What distinguished these cases of encephalitis, the authors continue, is how the damage manifested itself in the brain. Upon reviewing magnetic resonance imaging (MRI) scans, the investigators determined that Nipah had damaged the cerebellum, "a unique finding of this disease," according to Lee and an expected one, since viral encephalitis does not commonly affect this region of the brain.

The cerebellum, located at the back of the brain, is involved in maintaining balance and coordinating movement. According to the report, 5 patients displayed signs of cerebellar involvement such as gait abnormalities and the inability to properly control limb motions.

Other neurological problems found in the Singapore patient group included disturbances in vision, such as "impaired movement of the eyes" and "alteration in mental status ranging from confusion to coma," Lee explained to Reuters Health, noting that one patient "had vivid hallucinations of pigs running around his bed."

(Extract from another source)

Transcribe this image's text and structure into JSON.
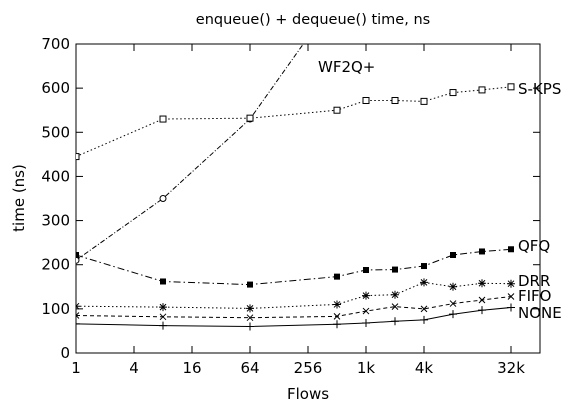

Although "the way the virus is spread is uncertain... the public can be reassured that the virus cannot infect (humans) through pork (consumption), whether cooked or raw," the researcher told Reuters Health.

According to the authors, "studies by the public health authorities of Singapore and Malaysia are underway" in an effort to better understand the origins of the virus. They stress, however, that "the absence of new cases following a total ban on the import of pigs suggests that this is a (disease of animals) with transmission via direct contact with pigs," rather than person-to-person.